We swapped stories of low temperatures in Manchuria.
He was reading a textbook titled Easy Steps to English, but he was only on chapter three.
"How can you say this word?" he asked, putting his mitten on the vocabulary list.
"Believe."
"Booleeve," he said.
"Want an English lesson?" I said, because I saw a way of asking him a number of personal questions in this way. He gladly agreed.
I explained the verb believe and then said we were going to practice a number of drills.
"Nicolas, do you believe in God?"
"Non. I do not booleeve een Gott."
"Do you believe that Klaus Barbie is guilty of Nazi war crimes?"
"Maybe."
"You have to repeat the whole sentence."
"Maybe I booleeve ..."
I asked him about the Chinese, the French, the Americans; about his travels, his ambitions, his family. But his answers weren't interesting, and eventually I abandoned the effort and suggested that he should try to learn Chinese.

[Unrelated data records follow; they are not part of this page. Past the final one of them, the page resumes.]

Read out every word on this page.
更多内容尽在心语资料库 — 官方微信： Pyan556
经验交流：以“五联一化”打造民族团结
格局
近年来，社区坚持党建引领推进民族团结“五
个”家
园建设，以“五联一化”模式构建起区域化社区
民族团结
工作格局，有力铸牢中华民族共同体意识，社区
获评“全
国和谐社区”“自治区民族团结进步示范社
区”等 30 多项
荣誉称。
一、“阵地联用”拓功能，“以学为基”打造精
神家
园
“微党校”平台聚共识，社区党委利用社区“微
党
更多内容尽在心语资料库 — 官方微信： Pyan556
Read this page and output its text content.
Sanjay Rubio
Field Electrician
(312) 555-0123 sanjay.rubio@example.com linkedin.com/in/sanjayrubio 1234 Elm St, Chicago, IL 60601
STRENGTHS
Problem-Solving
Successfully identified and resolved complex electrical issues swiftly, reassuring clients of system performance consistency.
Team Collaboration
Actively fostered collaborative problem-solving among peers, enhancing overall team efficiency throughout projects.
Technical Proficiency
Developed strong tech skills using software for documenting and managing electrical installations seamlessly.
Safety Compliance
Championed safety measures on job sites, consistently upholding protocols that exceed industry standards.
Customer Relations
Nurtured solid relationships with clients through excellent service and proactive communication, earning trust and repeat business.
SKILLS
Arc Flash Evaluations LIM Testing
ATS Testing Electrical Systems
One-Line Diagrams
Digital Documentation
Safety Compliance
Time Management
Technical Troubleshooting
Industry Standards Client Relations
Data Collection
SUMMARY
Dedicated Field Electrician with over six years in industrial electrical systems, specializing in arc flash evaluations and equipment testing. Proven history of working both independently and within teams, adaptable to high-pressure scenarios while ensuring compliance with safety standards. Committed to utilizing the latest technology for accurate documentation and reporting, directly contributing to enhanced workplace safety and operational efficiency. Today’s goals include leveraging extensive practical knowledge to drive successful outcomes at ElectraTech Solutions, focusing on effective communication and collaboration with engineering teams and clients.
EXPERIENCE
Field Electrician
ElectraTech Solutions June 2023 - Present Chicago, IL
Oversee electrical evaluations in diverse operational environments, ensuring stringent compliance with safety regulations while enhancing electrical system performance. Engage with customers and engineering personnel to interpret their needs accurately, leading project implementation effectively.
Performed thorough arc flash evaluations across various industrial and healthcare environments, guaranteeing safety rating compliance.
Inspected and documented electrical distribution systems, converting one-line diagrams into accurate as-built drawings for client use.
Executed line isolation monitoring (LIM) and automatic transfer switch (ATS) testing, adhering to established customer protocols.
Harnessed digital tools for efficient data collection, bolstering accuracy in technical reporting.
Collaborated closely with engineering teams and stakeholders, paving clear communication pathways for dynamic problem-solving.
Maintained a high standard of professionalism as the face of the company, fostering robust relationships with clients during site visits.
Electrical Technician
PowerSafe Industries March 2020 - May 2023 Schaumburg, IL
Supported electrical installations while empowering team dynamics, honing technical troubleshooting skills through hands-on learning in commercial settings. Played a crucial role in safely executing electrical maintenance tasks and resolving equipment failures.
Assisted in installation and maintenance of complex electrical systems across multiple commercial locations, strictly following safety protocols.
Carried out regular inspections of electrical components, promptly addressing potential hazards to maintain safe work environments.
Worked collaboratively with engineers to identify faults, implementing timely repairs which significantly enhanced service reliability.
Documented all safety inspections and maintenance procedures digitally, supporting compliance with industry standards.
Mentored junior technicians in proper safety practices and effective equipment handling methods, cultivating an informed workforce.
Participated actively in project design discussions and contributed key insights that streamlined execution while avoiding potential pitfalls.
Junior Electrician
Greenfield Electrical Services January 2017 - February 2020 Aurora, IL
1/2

The lights in the train were dim. The snow on the floor had not melted. I was stiff from the cold. Nicolas said he wished he were back in Nice. I tried to think where I wanted to be. I considered the possibilities and reached the conclusion that I wanted to be right here, doing what I was doing—heading south towards Dalian on the China coast. Perhaps it was a simple choice—of being home or being elsewhere. Surely this was elsewhere?
By the time the train reached Shenyang, after thirteen hours of travel from Harbin, I decided that I had had enough. I could get another train tomorrow and continue on my way. In the meantime I could look at Shenyang.
It was a Chinese city, and therefore a nightmare, and tonight it was thirty below in Shenyang—tiny needles and etchings of ice on every surface. The streets were practically deserted, and on this dark night, in the glare of its few lights, Shenyang had the look of a city depicted in an old black-and-white photograph. It was perfectly still. My problem was that when I exhaled, my glasses became opaque with frost.
It is an official Chinese government statistic that one-third of all Chinese travelers on trains are going to meetings in distant cities. It is one of the bonuses of any job. The pay is lousy but the meetings are held in tourist spots, and so what is supposed to be a business trip is actually a sort of holiday. The same system operates when American companies hold sales conferences in places like Acapulco or the Bahamas.